David’s mourning dampens the morale of the victorious troops. Joab challenges the king’s public display of emotion, telling David that “You have made it clear today that commanders and officers are nothing to you; for I perceive that if Absalom were alive and all of us were dead today, then you would be pleased.” (19:6) Joab goes on to make his point that “if you do not go, not a man will stay with you this night; and this will be worse for you than any disaster that has come upon you from your youth until now.” (7) In short, David’s public mourning has put his very bona fides as king at risk.  Joab knows a thing or two about leadership and his words are a striking reminder that leaders must continue to lead despite their personal emotions—even the death of a son.

Meanwhile, the Israelites who had backed Absalom are now without a king. David sends a message to Zadok and his son that the elders of Judah should not hesitate to bring him back to the throne. David returns to Jerusalem as king. Servants such as Shimei, who had sided with Absalom, realize they are doomed if David returns and decides to exact vengeance for their treachery.

A certain Abishai asks,“Shall not Shimei be put to death for this, because he cursed the Lord’s anointed?” (21) Shemei admits his sin and begs David for mercy, which he grants.

Saul’s grandson (and Jonathan’s son), lame Mephibosheth, whom David has granted a place in the palace, comes to greet David in a disheveled state. David asks, “Why did you not go with me, Mephibosheth?” (25). M replies that he was deceived by his servant and because of his handicap could not follow David. M throws himself on the mercy of David, who responds generously, “Why speak any more of your affairs? I have decided: you and Ziba shall divide the land.” (29) M declines the offer, saying, “Let [Ziba] take it all, since my lord the king has arrived home safely.” (30)

The common theme through this passage of David receiving the news about Absalom, his mourning, the resumption of his role as king, and his generous acts of mercy all show David as the exemplar of kingly leadership. The lessons here are completely applicable to any person today in a leadership role—especially in the church.

John 10:11–21: One thing we can say about our gospel writer: he never leaves us hanging on Jesus’ often ambiguous statements which the synoptic writers do not always explain. John makes every effort to ensure we fully understand Jesus’ metaphors and parables, as he does here. There is no confusion as Jesus says, “I am the good shepherd. The good shepherd lays down his life for the sheep.” (11)

Religious authorities are mere hired hands, who are not loyal to the people they are supposed to lead: “The hired hand runs away because a hired hand does not care for the sheep.” (13) Again, John gives us a strong hint of Jesus’ fate when Jesus repeats, “I lay down my life for the sheep.” (15)

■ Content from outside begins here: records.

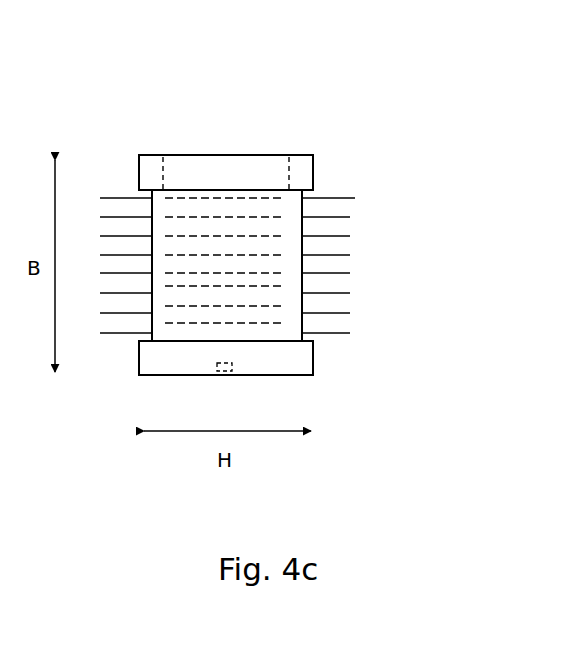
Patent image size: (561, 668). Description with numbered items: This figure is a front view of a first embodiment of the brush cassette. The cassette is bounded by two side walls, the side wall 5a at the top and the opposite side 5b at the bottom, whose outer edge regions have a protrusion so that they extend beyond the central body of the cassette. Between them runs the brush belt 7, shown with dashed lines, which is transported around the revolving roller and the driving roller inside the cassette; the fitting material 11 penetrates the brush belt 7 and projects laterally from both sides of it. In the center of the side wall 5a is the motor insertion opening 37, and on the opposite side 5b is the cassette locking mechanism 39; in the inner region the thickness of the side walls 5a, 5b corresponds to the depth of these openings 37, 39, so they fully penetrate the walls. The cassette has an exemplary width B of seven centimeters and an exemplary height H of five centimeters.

The brush belt 7 is at (300, 263).
The fitting material 11 is at (350, 197).
The side wall 5a is at (322, 163).
The opposite side 5b is at (318, 362).
The motor insertion opening 37 is at (157, 162).
The cassette locking mechanism 39 is at (217, 385).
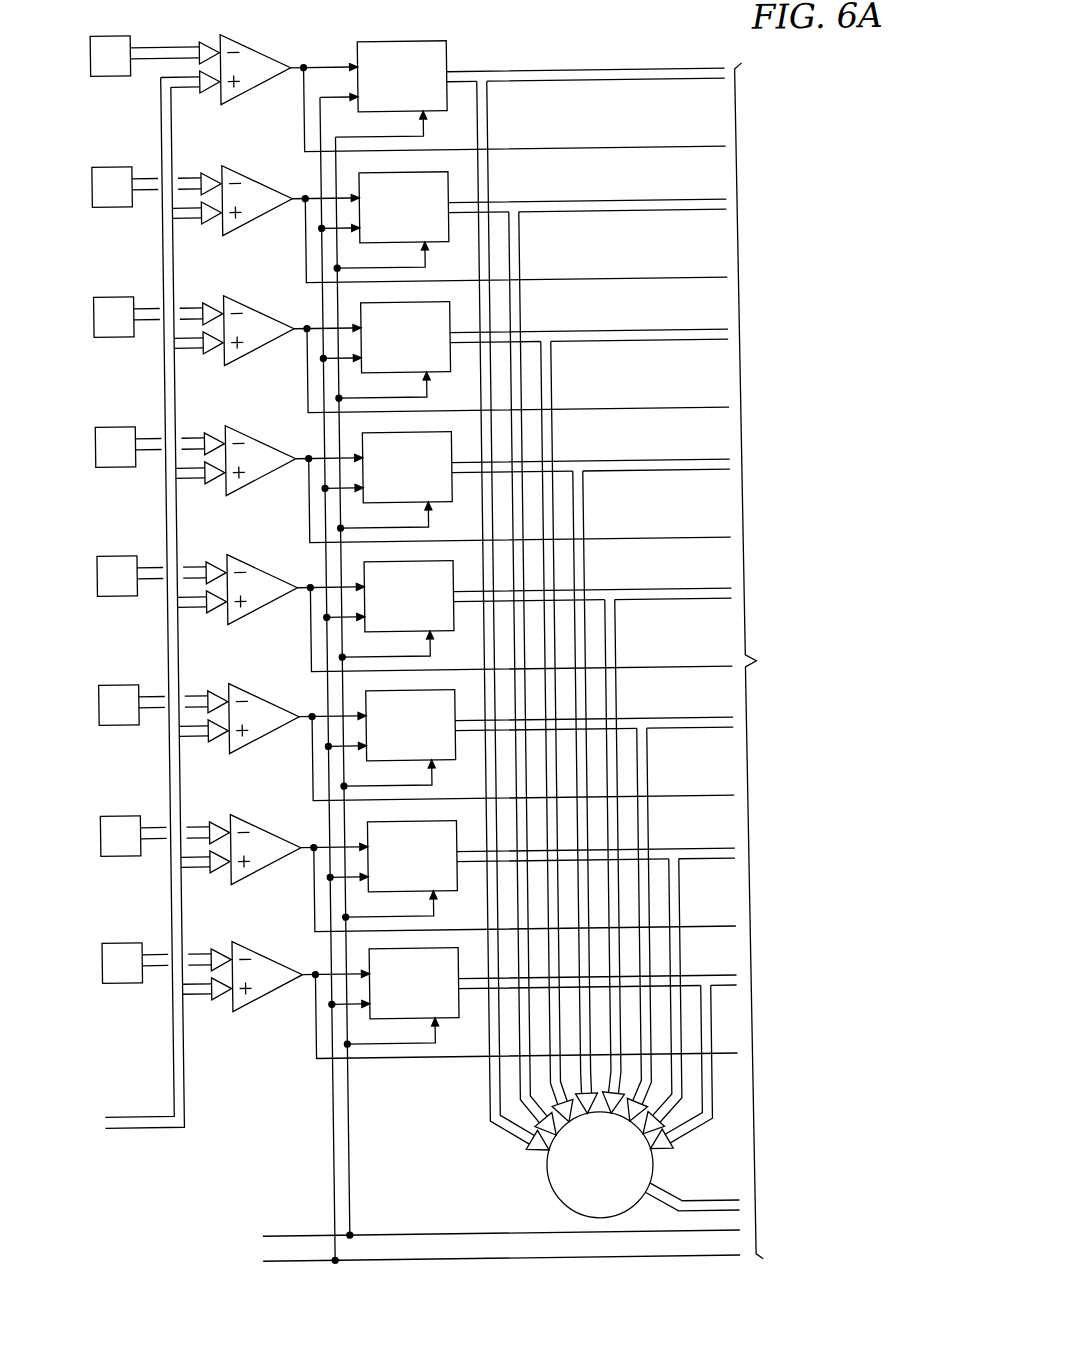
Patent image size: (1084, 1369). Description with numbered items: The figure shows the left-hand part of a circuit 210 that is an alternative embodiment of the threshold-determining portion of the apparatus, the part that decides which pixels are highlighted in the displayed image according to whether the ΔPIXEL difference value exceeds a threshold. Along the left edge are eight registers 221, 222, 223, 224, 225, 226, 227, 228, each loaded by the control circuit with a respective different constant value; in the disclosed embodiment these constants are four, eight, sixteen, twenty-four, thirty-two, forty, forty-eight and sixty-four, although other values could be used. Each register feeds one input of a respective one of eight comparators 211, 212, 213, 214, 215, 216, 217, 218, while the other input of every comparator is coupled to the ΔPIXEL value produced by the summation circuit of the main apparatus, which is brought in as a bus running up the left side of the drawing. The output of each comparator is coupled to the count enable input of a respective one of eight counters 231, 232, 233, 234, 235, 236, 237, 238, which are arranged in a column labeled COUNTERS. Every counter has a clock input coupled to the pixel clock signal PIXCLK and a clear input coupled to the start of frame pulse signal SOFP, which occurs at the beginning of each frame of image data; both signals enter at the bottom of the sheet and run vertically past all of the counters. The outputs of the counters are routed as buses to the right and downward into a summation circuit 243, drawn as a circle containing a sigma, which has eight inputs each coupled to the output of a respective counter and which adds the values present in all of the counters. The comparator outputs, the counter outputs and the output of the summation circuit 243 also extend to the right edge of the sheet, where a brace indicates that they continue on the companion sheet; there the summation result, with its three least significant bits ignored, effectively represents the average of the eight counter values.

The circuit 210 is at (804, 203).
The comparator 211 is at (258, 46).
The comparator 212 is at (260, 181).
The comparator 213 is at (260, 310).
The comparator 214 is at (260, 441).
The comparator 215 is at (265, 602).
The comparator 216 is at (265, 731).
The comparator 217 is at (265, 862).
The comparator 218 is at (265, 989).
The register 221 is at (133, 37).
The register 222 is at (111, 164).
The register 223 is at (111, 294).
The register 224 is at (111, 424).
The register 225 is at (110, 593).
The register 226 is at (110, 722).
The register 227 is at (110, 853).
The register 228 is at (110, 980).
The counter 231 is at (439, 76).
The counter 232 is at (439, 207).
The counter 233 is at (439, 337).
The counter 234 is at (439, 467).
The counter 235 is at (439, 596).
The counter 236 is at (439, 725).
The counter 237 is at (439, 856).
The counter 238 is at (439, 983).
The summation circuit 243 is at (533, 1168).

Clearly, up to this point, the sheep represent the Jews to whom Jesus is preaching. But then Jesus speaks of non-Jewish sheep: “I have other sheep that do not belong to this fold. I must bring them also, and they will listen to my voice.” (16a) These ‘other sheep’ are Gentiles and Jesus has come equally for them. Regardless of race or background, all humanity can come to Jesus and “there will be one flock, one shepherd.” (16b). Paul (who is actually writing earlier than the gospel writer) of course amplifies this when he says there is no distinction among those to whom Jesus has come: neither Jew nor Greek, male nor female, slave nor free man.

Jesus then provides a strong hint of his death and resurrection: “I lay down my life in order to take it up again.” (17) Perhaps even more startling, he asserts that he is in complete control of this event: “No one takes it from me, but I lay it down of my own accord. I have power to lay it down, and I have power to take it up again.” (18a) Our gospel writer is telling us in no uncertain terms that Jesus’ death was not based neither on circumstance nor on human intervention. Jesus’ death and resurrection has been preordained by God himself: “I have received this command from my Father.” (18b)

No wonder many in the crowd though he was a crazy man. But others sensed that because Jesus healed the blind man—up to this point Jesus’ most astounding miracle—that something far greater than a demon-possessed rabbi was at work here. Of course since we know the outcome of the story, we know which side was right.